If you get involved in a road rage incident there are a few things that you can do to protect yourself in the car. Shoot the other person with a gun. Okay if you took that one seriously then you need therapy. Do not respond with an angry gesture or action. Keep a Sorry Sign in the car and use it when needed. According to awesome library, "In a car, only one method is effective in conveying an apology: A sign. We have found that it is very effective in warding off anger. In fact, many drivers actually smile when we raise a Sorry Sign to them after we have accidentally done something wrong. Keep a sign in the map holder on the driver's door and the passenger's door. It could also be kept under the sun visor if it is fastened with a clip or rubber band so that it doesn't hit you in the face when the visor comes down."

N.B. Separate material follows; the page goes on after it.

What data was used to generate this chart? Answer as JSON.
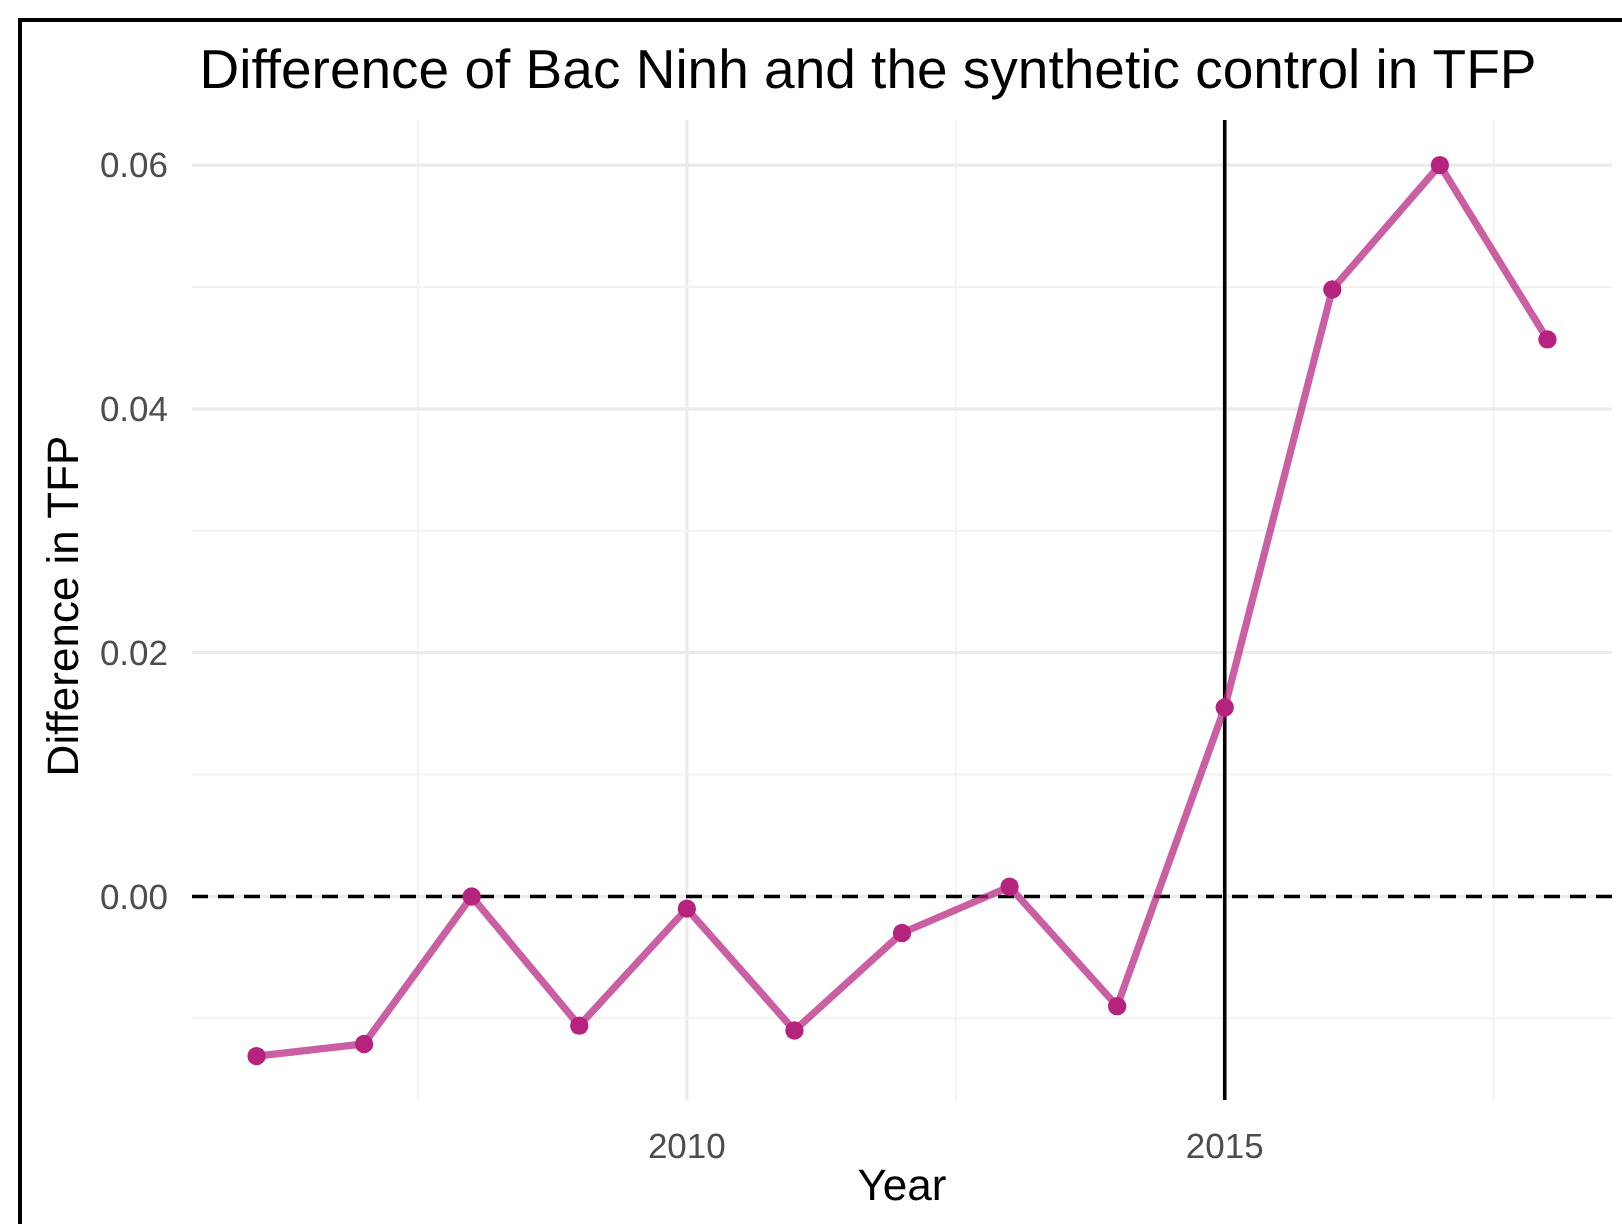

Road rage can happen because you cut in front of another driver, or reasons that were not intentional. An apology is key in reversing the process. Sometimes angry drivers will drop the matter if the other driver acknowledged they made a mistake. If they don't, road rangers will teach the careless driver a lesson, one they may not live to regret.

According to my dear old Dad, "He who drives away, lives to drive another day."